Included in the projects in progress is the Loring Bikeway, which will connect Lyndale Avenue in Uptown to Loring Park and the downtown area.

The area is currently tough to ride through by bicycle, Wagenius said. The Loring Bikeway is scheduled to be done sometime next year, he said.

David Strom, president of The Taxpayers League of Minnesota, said he is a fan of physical fitness and making the city accessible to bikers, but the city is spending too much money.

Strom said most people bike for a recreation, rather than a mode of transportation.

“If you are diverting transportation resources into a recreational activity, that seems like a mistake,” he said,

Strom said a major problem is the unlimited spending on positive things for the city.

“Once you have a project that is a good cause, it loses scrutiny,” he said.

Though the University campus is biker-friendly, Rybak said, the University area had been ignored when it came to proposed bike paths.

“Connecting the University and northeast Minneapolis to the rest of the system was a very high priority of mine,” he said.

A proposed bike path for the University area will be built next year. The project will cost approximately $800,000 to construct, and it will connect the Dinkytown bikeway connection to the existing transitway, through the rail corridor, Pflaum said.

Eighty percent of the project’s funds are federally funded, with the University and Minneapolis splitting the rest, said Steve Sanders, executive assistant of Parking and Transportation Services at the University.

Sanders said the projects around the city will benefit students who commute to campus.

“I think this is going to be a huge benefit for the University,” Rybak said. “It will also have a significant benefit for the quality of life around the University.”

On the campus, Sanders said, any major changes to accommodate bikers will be hard to do.

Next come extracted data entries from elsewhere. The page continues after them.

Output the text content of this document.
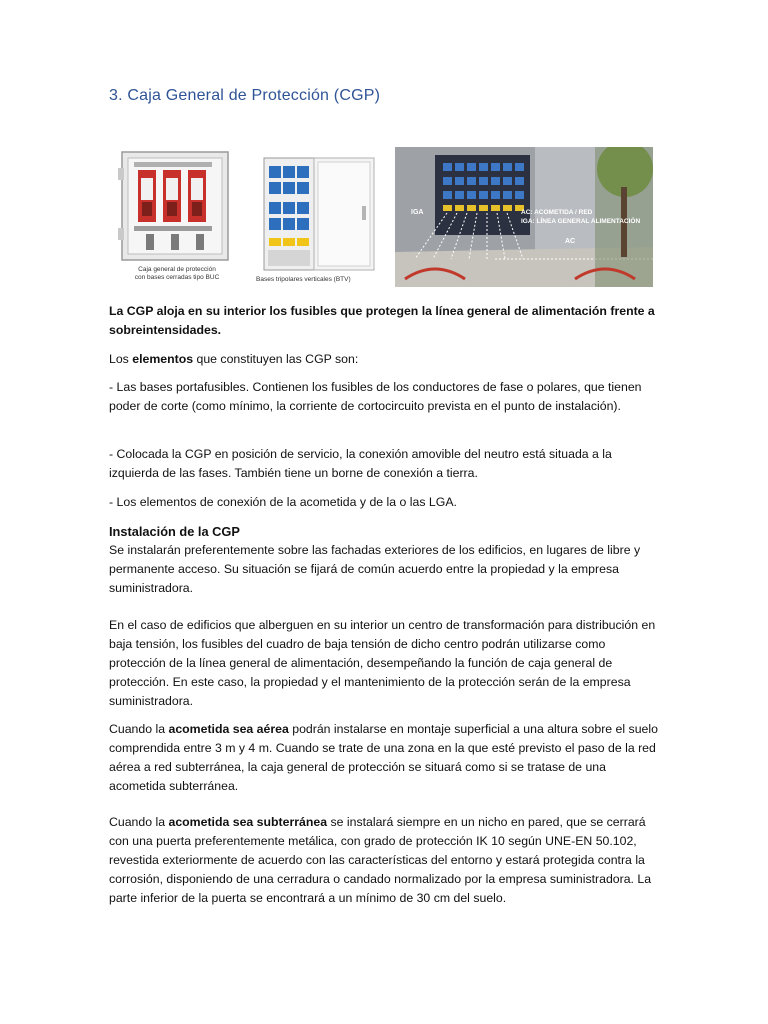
3. Caja General de Protección (CGP)
Caja general de protección
con bases cerradas tipo BUC	Bases tripolares verticales (BTV)
IGA	AC: ACOMETIDA / RED
IGA: LÍNEA GENERAL ALIMENTACIÓN
AC

La CGP aloja en su interior los fusibles que protegen la línea general de alimentación frente a sobreintensidades.

Los elementos que constituyen las CGP son:

- Las bases portafusibles. Contienen los fusibles de los conductores de fase o polares, que tienen poder de corte (como mínimo, la corriente de cortocircuito prevista en el punto de instalación).

- Colocada la CGP en posición de servicio, la conexión amovible del neutro está situada a la izquierda de las fases. También tiene un borne de conexión a tierra.

- Los elementos de conexión de la acometida y de la o las LGA.

Instalación de la CGP

Se instalarán preferentemente sobre las fachadas exteriores de los edificios, en lugares de libre y permanente acceso. Su situación se fijará de común acuerdo entre la propiedad y la empresa suministradora.

En el caso de edificios que alberguen en su interior un centro de transformación para distribución en baja tensión, los fusibles del cuadro de baja tensión de dicho centro podrán utilizarse como protección de la línea general de alimentación, desempeñando la función de caja general de protección. En este caso, la propiedad y el mantenimiento de la protección serán de la empresa suministradora.

Cuando la acometida sea aérea podrán instalarse en montaje superficial a una altura sobre el suelo comprendida entre 3 m y 4 m. Cuando se trate de una zona en la que esté previsto el paso de la red aérea a red subterránea, la caja general de protección se situará como si se tratase de una acometida subterránea.

Cuando la acometida sea subterránea se instalará siempre en un nicho en pared, que se cerrará con una puerta preferentemente metálica, con grado de protección IK 10 según UNE-EN 50.102, revestida exteriormente de acuerdo con las características del entorno y estará protegida contra la corrosión, disponiendo de una cerradura o candado normalizado por la empresa suministradora. La parte inferior de la puerta se encontrará a un mínimo de 30 cm del suelo.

“Part of the problem is that we are stuck with the infrastructure we have as far as widening streets and that sort of thing,” he said. “It’s kind of hard in these built-up parts of cities to try and fit things in where you can.”

Sanders said students and residents are concerned about bike safety on Washington Avenue Southeast because there is too much traffic and not enough room.

He said turning Washington Avenue Southeast into one lane in each direction has been discussed, with a turn lane in the middle. There would then be enough room for bike lanes as well, he said.

Beyond the U of M Bicycle and Pedestrian Trail, Sanders said, he will be looking for good projects that would make biking around the city easier.

“We work closely with the city to identify potential projects that will benefit students,” he said. “If we find them we definitely pursue them and try to get funding for them.”

The cities might have the right idea about the bike trails, but their priorities are wrong, Strom said.

“There has developed a competition among cities to be the most biker-friendly,” he said. “At the end of the day, it ought to be done for the safety and the convenience of the citizens, not as a showpiece for people in government.”